What observability stack would you recommend?
OpenTelemetry for instrumentation (standard, works with all providers). Kafka for telemetry streaming (decouple from hot path). ClickHouse for analytics queries (fast on token/cost time-series). Grafana for dashboards. PagerDuty for alerts. For LLM-specific: LangSmith, Langfuse, or Helicone provide pre-built LLM dashboards if you don’t want to build from scratch.
Interview Practice
- Which OpenTelemetry span attributes are essential for LLM calls?
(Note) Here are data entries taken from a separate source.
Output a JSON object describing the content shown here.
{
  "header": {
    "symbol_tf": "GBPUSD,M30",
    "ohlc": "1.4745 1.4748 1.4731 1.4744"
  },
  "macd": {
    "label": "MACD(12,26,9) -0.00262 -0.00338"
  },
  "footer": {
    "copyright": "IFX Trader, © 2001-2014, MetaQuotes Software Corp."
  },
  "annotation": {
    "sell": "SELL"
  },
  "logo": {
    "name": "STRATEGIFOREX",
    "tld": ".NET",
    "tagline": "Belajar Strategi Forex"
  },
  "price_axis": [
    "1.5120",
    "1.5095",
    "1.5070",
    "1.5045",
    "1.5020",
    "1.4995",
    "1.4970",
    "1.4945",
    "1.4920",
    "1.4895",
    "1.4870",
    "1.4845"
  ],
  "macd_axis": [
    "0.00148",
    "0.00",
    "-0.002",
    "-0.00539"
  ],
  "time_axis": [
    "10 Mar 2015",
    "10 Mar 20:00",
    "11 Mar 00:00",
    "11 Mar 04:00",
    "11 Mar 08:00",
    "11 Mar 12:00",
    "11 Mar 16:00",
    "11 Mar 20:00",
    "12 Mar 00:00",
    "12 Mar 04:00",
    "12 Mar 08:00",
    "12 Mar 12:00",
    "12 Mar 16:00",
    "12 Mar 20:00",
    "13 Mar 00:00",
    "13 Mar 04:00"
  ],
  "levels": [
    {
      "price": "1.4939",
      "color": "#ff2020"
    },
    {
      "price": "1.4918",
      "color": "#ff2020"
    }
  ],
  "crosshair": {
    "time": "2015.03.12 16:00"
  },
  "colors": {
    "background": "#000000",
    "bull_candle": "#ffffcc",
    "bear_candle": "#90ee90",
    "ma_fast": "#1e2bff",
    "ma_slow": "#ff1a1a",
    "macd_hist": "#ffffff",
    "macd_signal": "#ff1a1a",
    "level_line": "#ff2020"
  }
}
- Why is TTFT separate from total latency?
- How would you model token costs in ClickHouse?
- What Grafana panels belong on an LLM production dashboard?
- How do SLO burn-rate alerts differ from static threshold alerts?
- How do you attribute shared prompt or gateway costs to teams?
- What signals reveal prompt bloat?
- How do you correlate deploys with latency or quality regressions?
- How do you avoid adding observability latency to the hot path?
- What is cost per successful response and why is it useful?
Practical Checklist
- Identify the user-visible failure this pattern prevents.
- Name the runtime component that owns the behavior.
- Define one metric that proves the pattern is working.
- Add one regression scenario before shipping changes.